Before we jump into the whiskies themselves, I feel that there are other aspects worth considering here. But it must be noted this is a good selection from Lady of the Glen overall. People are too quick to complain about increasing prices, yet seem happy to pay £70-£90 for what are essentially a 3 year old whiskies. It doesn’t take an Einstein work out the impact on prices elsewhere, especially from distilleries that have been around a great deal longer and have an established identity already.
We’re also starting to see some consistent form from certain indies such as Chorlton, North Star and quite possibly Lady of the Glen. I’ll hold off for now until the next batch of releases. But there seems to be a real division between those happy to churn out mediocre single malts and those that put a bit more effort into sourcing casks and possibly finishing when required. And that’s exciting as more competition means increased choice and the potential for more memorable whiskies.
The standout here is the Jura. As much as it pains me to say such a thing! It’s a classy whisky with flashes of excellence and a really fun one to explore. I’ll probably purchase a bottle soon. When I first read the Dailuaine had a 1st fill finish, the warning lights started flashing. In reality, the outcome is a solid dram and a release that’ll probably do well. Whereas the Tomintoul came very close to being deducting a point due to the price. There’s fun to be had with that dram, but it is a tough sell at £140 for a teenage whisky, from a relatively obscure distillery.
The Tullibardine felt as if it was cruising in relative comfort without offering too much or too little. The rum cask has brought more to the experience, which makes you question the legacy of the distillery and its prior poor cask management that has resulted in less than stellar releases. If that’s the case, then, the finish has worked and uplifted the whisky itself.
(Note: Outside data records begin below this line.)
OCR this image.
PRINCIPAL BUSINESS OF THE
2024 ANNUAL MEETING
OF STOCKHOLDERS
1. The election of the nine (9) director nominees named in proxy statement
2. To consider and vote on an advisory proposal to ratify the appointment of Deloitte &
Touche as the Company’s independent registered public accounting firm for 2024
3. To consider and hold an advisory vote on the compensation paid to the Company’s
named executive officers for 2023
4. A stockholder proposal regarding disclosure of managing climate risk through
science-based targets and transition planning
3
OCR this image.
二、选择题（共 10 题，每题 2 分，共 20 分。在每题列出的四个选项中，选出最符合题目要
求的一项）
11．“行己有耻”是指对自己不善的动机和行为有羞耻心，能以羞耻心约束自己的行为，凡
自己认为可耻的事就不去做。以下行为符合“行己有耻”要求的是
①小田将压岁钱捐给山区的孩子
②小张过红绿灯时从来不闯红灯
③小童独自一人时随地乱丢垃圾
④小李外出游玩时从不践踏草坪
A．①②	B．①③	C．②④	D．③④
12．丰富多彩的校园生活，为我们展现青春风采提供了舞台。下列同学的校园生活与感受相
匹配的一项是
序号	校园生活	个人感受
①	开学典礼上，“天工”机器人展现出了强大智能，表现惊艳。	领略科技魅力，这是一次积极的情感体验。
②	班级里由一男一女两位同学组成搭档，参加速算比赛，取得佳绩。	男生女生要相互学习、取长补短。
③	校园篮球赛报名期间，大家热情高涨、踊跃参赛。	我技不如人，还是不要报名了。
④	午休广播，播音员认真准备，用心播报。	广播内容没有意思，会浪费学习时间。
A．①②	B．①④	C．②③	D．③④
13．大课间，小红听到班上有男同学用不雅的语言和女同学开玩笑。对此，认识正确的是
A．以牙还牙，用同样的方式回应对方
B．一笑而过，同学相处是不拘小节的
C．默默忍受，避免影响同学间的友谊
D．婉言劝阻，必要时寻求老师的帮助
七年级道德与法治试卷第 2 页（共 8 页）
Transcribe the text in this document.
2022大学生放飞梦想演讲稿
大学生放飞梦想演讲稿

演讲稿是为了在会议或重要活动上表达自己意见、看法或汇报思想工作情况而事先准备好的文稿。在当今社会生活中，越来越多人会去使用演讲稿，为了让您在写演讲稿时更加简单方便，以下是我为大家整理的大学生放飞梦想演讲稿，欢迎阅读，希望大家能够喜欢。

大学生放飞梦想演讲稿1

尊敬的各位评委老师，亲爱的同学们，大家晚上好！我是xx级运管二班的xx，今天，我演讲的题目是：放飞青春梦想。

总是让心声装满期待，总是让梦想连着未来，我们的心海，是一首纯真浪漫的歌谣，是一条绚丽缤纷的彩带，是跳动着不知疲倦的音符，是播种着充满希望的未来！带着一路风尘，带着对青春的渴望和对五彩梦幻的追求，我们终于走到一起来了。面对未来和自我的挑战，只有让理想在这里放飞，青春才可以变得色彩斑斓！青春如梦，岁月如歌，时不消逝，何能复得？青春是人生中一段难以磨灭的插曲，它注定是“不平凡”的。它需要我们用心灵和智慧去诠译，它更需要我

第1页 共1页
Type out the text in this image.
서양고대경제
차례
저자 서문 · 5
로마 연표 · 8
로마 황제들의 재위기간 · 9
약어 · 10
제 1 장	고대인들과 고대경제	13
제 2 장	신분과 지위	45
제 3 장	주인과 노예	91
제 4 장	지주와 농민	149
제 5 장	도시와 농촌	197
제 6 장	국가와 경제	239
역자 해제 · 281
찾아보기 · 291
And lastly, the £400 Caperdonich. On paper a hard sell, or at least in my mind. However, I’m proving to be terrible in predictions amidst the current maelstrom we’re living through. It warrants at least a point being deducted, which I’ve done for the entry fee. And a rather difficult Caperdonich it is to grasp. I’ve come across these late 90’s vintages that can be sublime fruity affairs or more challenging beasts. This is certainly the latter and a tough nut to crack for some.
Really, buy the Jura. That’s all I’m saying.
My thanks to Lady of the Glen for the samples and photographs.